Berenice raised her eyebrows.
"Indeed! You seem to forget, Sir Leslie, that my share in this game, as you call it, must always be a passive one. I have no office to gain, no rewards to reap. Why should I commit myself to an unpleasant task for the sake of you and your friends?"
"It is your party," he protested. "Your party as much as ours."
"Granted," she answered. "Yet who are the responsible members of it? You know my opinion of Mannering as a politician. I would sooner follow him blindfold than all the others with my eyes open. Whatever he may lack, he is the most honest and right-seeing politician who ever entered the House."
"He lacks but one thing," Borrowdean said, "the mechanical adjustment of the born politician to party matters. There was never a time when absolute unity and absolute force were so necessary. If he is going to play the intelligent inquirer, if he falters for one moment in his wholesale condemnation of this scheme, he loses the day for himself and for us. The one thing which the political public never forgives is the man who stops to think."
"What do you want me to do?" Berenice asked.
"To go to him and find out what he means, what influences have been at work, what is underneath it all. Warn him of the danger of even appearing doubtful, or for a moment lukewarm. The one person whom the public will not have in politics is the trifler.
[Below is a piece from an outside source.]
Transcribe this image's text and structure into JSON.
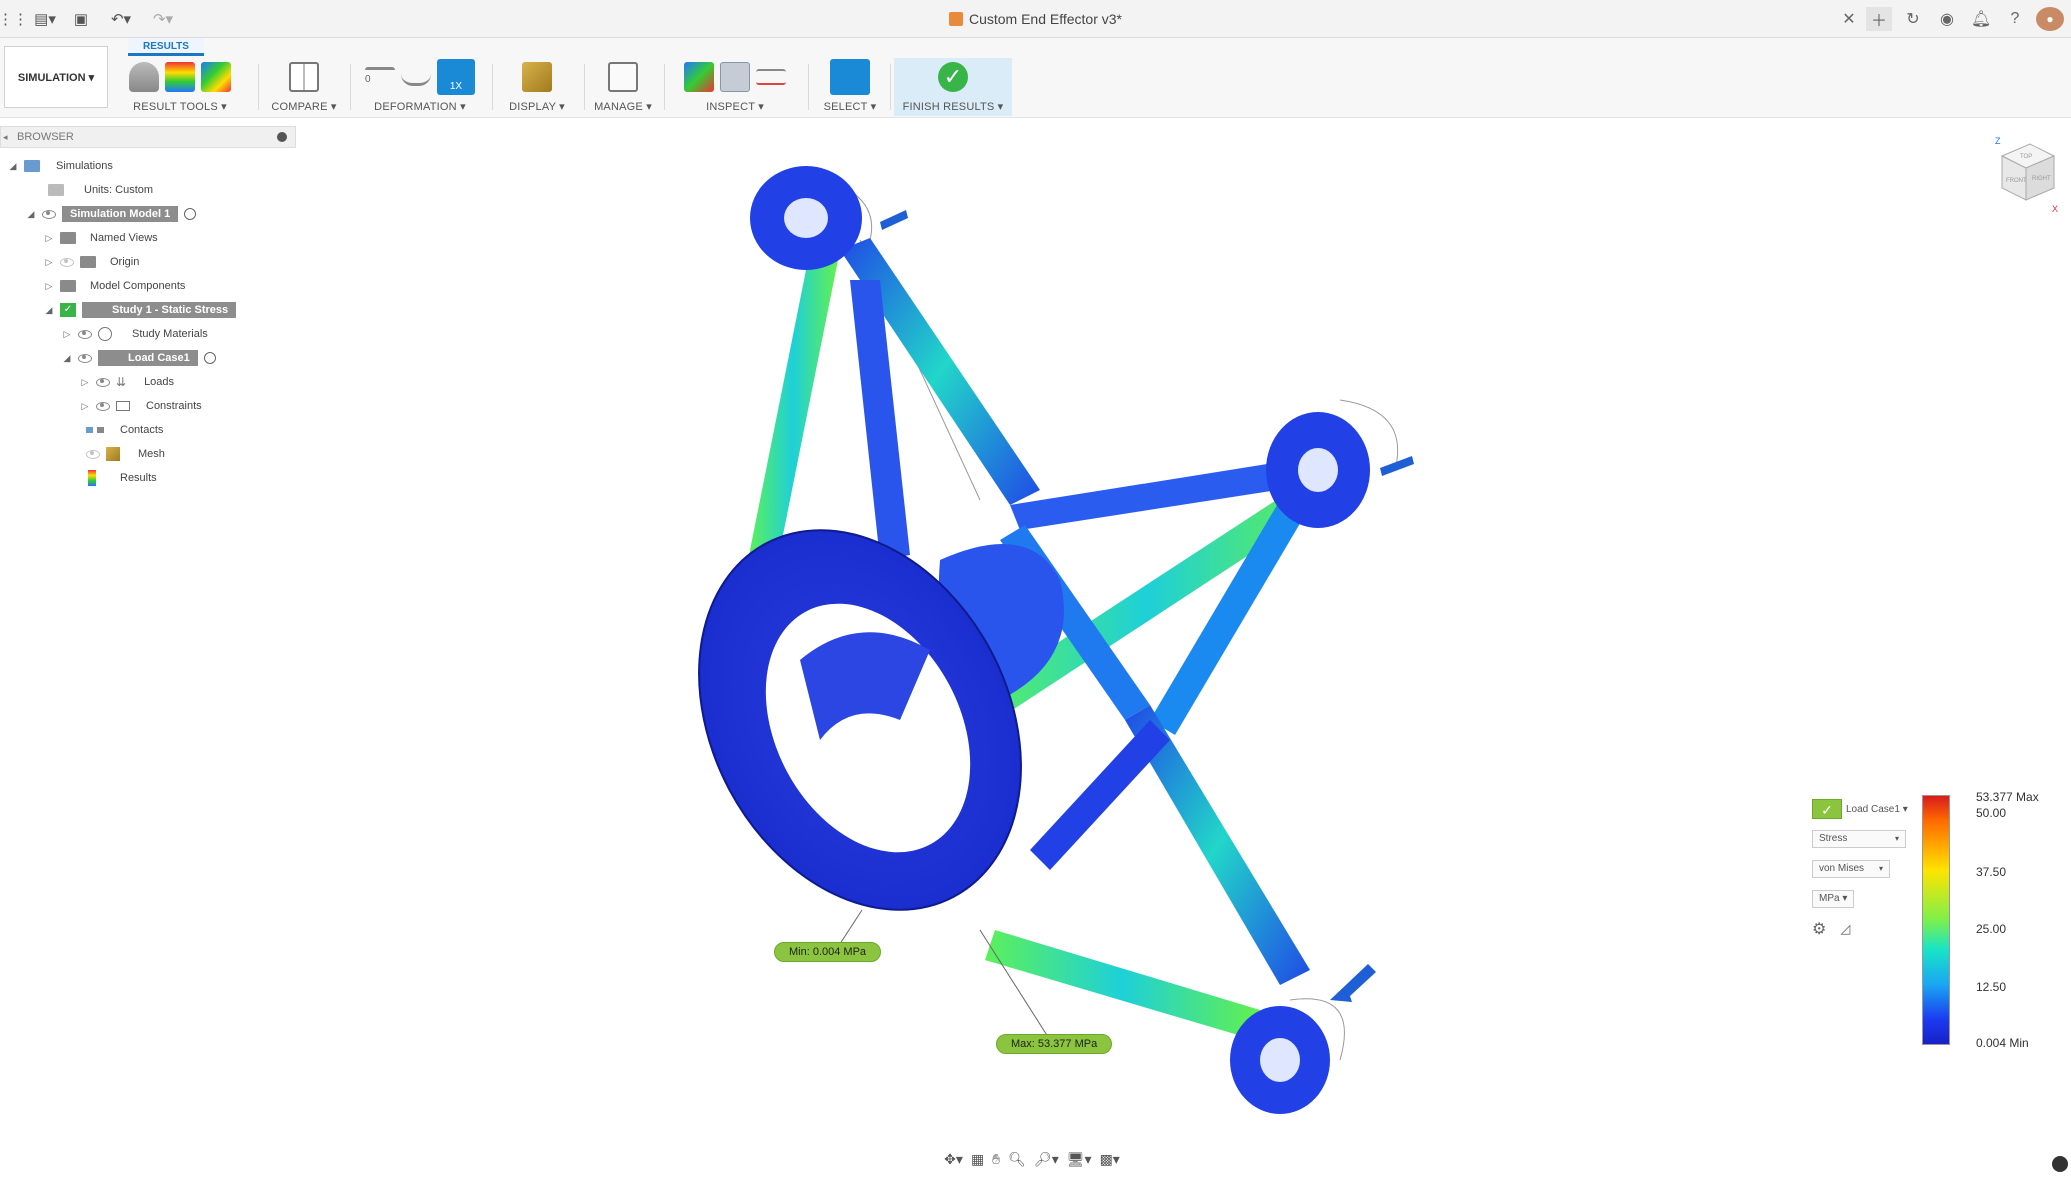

Think how many there have been, brilliant men, too, who have lost their places through a single false step, a single year, a month of dilettantism. Remind him of them. The man who moves in a great cause may move slowly, if you will, but he must move all the time. Remind him, too, that he is risking the one great chance of his life!"
"He is to be Premier, then?" she asked.
"Yes! There is no alternative!"
"Very well, then," she said, "I will go. I make no promises, mind. I will listen to what he has to say. I will put our view of the situation before him. But I make no promises. It is possible, even, that I shall come to his point of view, whatever it may be."